« On aimerait faire aussi bien qu’en 2012 »

A quelques jours du début de la 2ème édition  du Tournoi International du District d’Abidjan (TIDA) 2013, Julien CHEVALIER, le Responsable de la formation de l’Académie MimoSifcom, qui a remporté l’édition précédente, nous livre ses sentiments sur le niveau de la compétition et sur les qualités que son équipe devra démontrer pour remporter le tournoi.

 

La deuxième édition du Tournoi International du District d’Abidjan (TIDA), réservé aux joueurs de Moins de 17 ans (U17), débute le lundi 2 décembre prochain. Que représente ce tournoi pour vous ?

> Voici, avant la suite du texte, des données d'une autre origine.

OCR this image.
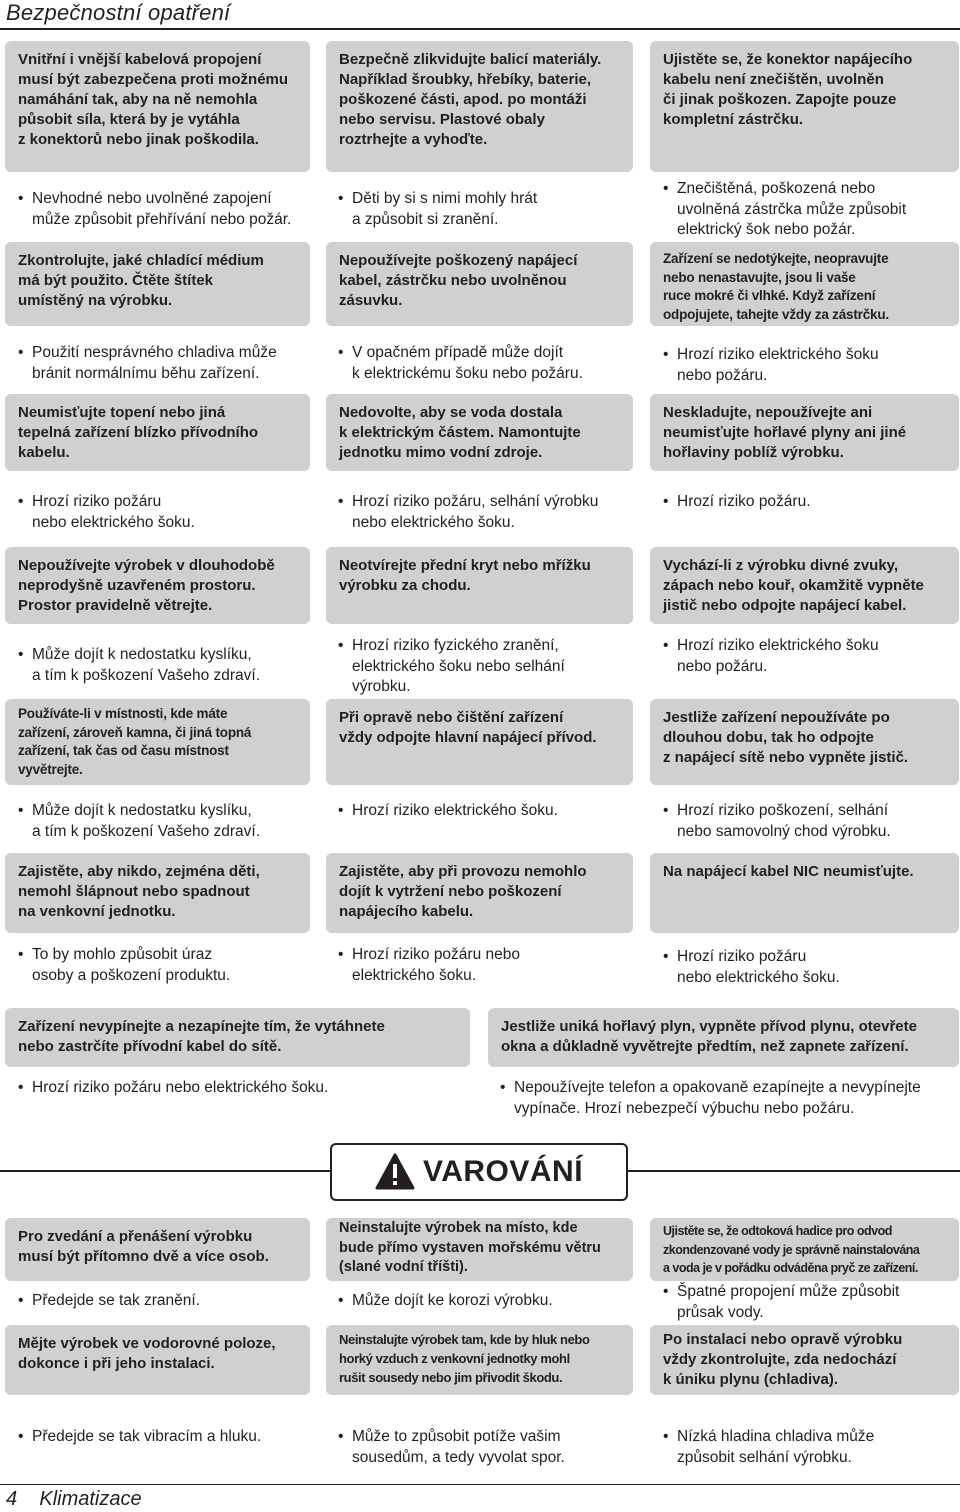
Bezpečnostní opatření
Vnitřní i vnější kabelová propojení
musí být zabezpečena proti možnému
namáhání tak, aby na ně nemohla
působit síla, která by je vytáhla
z konektorů nebo jinak poškodila.
Bezpečně zlikvidujte balicí materiály.
Například šroubky, hřebíky, baterie,
poškozené části, apod. po montáži
nebo servisu. Plastové obaly
roztrhejte a vyhoďte.
Ujistěte se, že konektor napájecího
kabelu není znečištěn, uvolněn
či jinak poškozen. Zapojte pouze
kompletní zástrčku.
• Nevhodné nebo uvolněné zapojení
může způsobit přehřívání nebo požár.
• Děti by si s nimi mohly hrát
a způsobit si zranění.
• Znečištěná, poškozená nebo
uvolněná zástrčka může způsobit
elektrický šok nebo požár.
Zkontrolujte, jaké chladící médium
má být použito. Čtěte štítek
umístěný na výrobku.
Nepoužívejte poškozený napájecí
kabel, zástrčku nebo uvolněnou
zásuvku.
Zařízení se nedotýkejte, neopravujte
nebo nenastavujte, jsou li vaše
ruce mokré či vlhké. Když zařízení
odpojujete, tahejte vždy za zástrčku.
• Použití nesprávného chladiva může
bránit normálnímu běhu zařízení.
• V opačném případě může dojít
k elektrickému šoku nebo požáru.
• Hrozí riziko elektrického šoku
nebo požáru.
Neumisťujte topení nebo jiná
tepelná zařízení blízko přívodního
kabelu.
Nedovolte, aby se voda dostala
k elektrickým částem. Namontujte
jednotku mimo vodní zdroje.
Neskladujte, nepoužívejte ani
neumisťujte hořlavé plyny ani jiné
hořlaviny poblíž výrobku.
• Hrozí riziko požáru
nebo elektrického šoku.
• Hrozí riziko požáru, selhání výrobku
nebo elektrického šoku.
• Hrozí riziko požáru.
Nepoužívejte výrobek v dlouhodobě
neprodyšně uzavřeném prostoru.
Prostor pravidelně větrejte.
Neotvírejte přední kryt nebo mřížku
výrobku za chodu.
Vychází-li z výrobku divné zvuky,
zápach nebo kouř, okamžitě vypněte
jistič nebo odpojte napájecí kabel.
• Může dojít k nedostatku kyslíku,
a tím k poškození Vašeho zdraví.
• Hrozí riziko fyzického zranění,
elektrického šoku nebo selhání
výrobku.
• Hrozí riziko elektrického šoku
nebo požáru.
Používáte-li v místnosti, kde máte
zařízení, zároveň kamna, či jiná topná
zařízení, tak čas od času místnost
vyvětrejte.
Při opravě nebo čištění zařízení
vždy odpojte hlavní napájecí přívod.
Jestliže zařízení nepoužíváte po
dlouhou dobu, tak ho odpojte
z napájecí sítě nebo vypněte jistič.
• Může dojít k nedostatku kyslíku,
a tím k poškození Vašeho zdraví.
• Hrozí riziko elektrického šoku.	• Hrozí riziko poškození, selhání
nebo samovolný chod výrobku.
Zajistěte, aby nikdo, zejména děti,
nemohl šlápnout nebo spadnout
na venkovní jednotku.
Zajistěte, aby při provozu nemohlo
dojít k vytržení nebo poškození
napájecího kabelu.
Na napájecí kabel NIC neumisťujte.
• To by mohlo způsobit úraz
osoby a poškození produktu.
• Hrozí riziko požáru nebo
elektrického šoku.
• Hrozí riziko požáru
nebo elektrického šoku.
Zařízení nevypínejte a nezapínejte tím, že vytáhnete
nebo zastrčíte přívodní kabel do sítě.
Jestliže uniká hořlavý plyn, vypněte přívod plynu, otevřete
okna a důkladně vyvětrejte předtím, než zapnete zařízení.
• Hrozí riziko požáru nebo elektrického šoku.	• Nepoužívejte telefon a opakovaně ezapínejte a nevypínejte
vypínače. Hrozí nebezpečí výbuchu nebo požáru.
VAROVÁNÍ
Pro zvedání a přenášení výrobku
musí být přítomno dvě a více osob.
Neinstalujte výrobek na místo, kde
bude přímo vystaven mořskému větru
(slané vodní tříšti).
Ujistěte se, že odtoková hadice pro odvod
zkondenzované vody je správně nainstalována
a voda je v pořádku odváděna pryč ze zařízení.
• Předejde se tak zranění.	• Může dojít ke korozi výrobku.
• Špatné propojení může způsobit
průsak vody.
Mějte výrobek ve vodorovné poloze,
dokonce i při jeho instalaci.
Neinstalujte výrobek tam, kde by hluk nebo
horký vzduch z venkovní jednotky mohl
rušit sousedy nebo jim přivodit škodu.
Po instalaci nebo opravě výrobku
vždy zkontrolujte, zda nedochází
k úniku plynu (chladiva).
• Předejde se tak vibracím a hluku.	• Může to způsobit potíže vašim
sousedům, a tedy vyvolat spor.
• Nízká hladina chladiva může
způsobit selhání výrobku.
4 Klimatizace
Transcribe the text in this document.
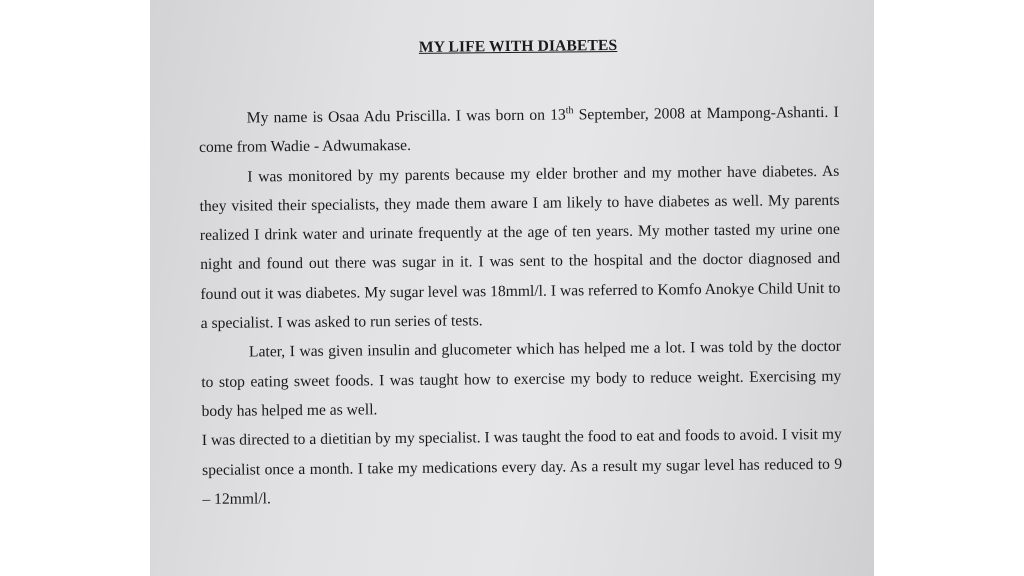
MY LIFE WITH DIABETES

My name is Osaa Adu Priscilla. I was born on 13th September, 2008 at Mampong-Ashanti. I come from Wadie - Adwumakase.

I was monitored by my parents because my elder brother and my mother have diabetes. As they visited their specialists, they made them aware I am likely to have diabetes as well. My parents realized I drink water and urinate frequently at the age of ten years. My mother tasted my urine one night and found out there was sugar in it. I was sent to the hospital and the doctor diagnosed and found out it was diabetes. My sugar level was 18mml/l. I was referred to Komfo Anokye Child Unit to a specialist. I was asked to run series of tests.

Later, I was given insulin and glucometer which has helped me a lot. I was told by the doctor to stop eating sweet foods. I was taught how to exercise my body to reduce weight. Exercising my body has helped me as well.

I was directed to a dietitian by my specialist. I was taught the food to eat and foods to avoid. I visit my specialist once a month. I take my medications every day. As a result my sugar level has reduced to 9 – 12mml/l.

Ce tournoi représente une grande fête du football pour tous. On l’a vécue l’année dernière. Nous connaissons le contexte local des compétitions de jeunes. Mais nous participons très rarement aux compétitions de jeunes au niveau international. Quand on a l’occasion d’affronter des adversaires d’un niveau relevé, cela constitue une superbe opportunité et un plaisir à la fois. On est très content de retrouver cette compétition. Maintenant il faudra réussir de belles performances pour être heureux à la fin de la compétition. J’espère que cette nouvelle édition sera de nouveau le révélateur du bon niveau de notre académie.

 

Vous avez remporté le TIDA 2012. Comment avez trouvé le niveau de cette première édition ?

C’était la première fois depuis mon arrivée, qu’on avait l’occasion de participer à une compétition. Le plateau était très intéressant avec des équipes de niveau très proche. On a vu des matches équilibrés pour toutes les équipes. Des matches toujours intéressants sur le plan tactique. Après, ça se joue à pas grand-chose. Il a fallu être très performant pour faire la différence.

 

Le fait de savoir que vous serez très attendus vous met-il une pression supplémentaire ?

On a envie de bien faire cette année encore et on aimerait faire aussi bien que l’année dernière. Mais plus que de la pression cela doit être une motivation, car on a prouvé que c’était possible. A nous de répondre présent et de mettre les ingrédients nécessaire pour le faire. On a travailler à préparer ce nouveau groupe. Nous ne sommes plus dans la même configuration puisqu’on a une bonne moitié de joueurs qui viennent de rejoindre l’académie. En 2012, le groupe avait un an et demi de vécu ensemble. Cette année, ce n’est pas le cas. On n’a que 3 mois de travail d’apprentissage collectif. On espère, tout de même que les joueurs sauront s’entendre sur le terrain pour répondre présents.

 

Etes-vous satisfait de votre préparation ?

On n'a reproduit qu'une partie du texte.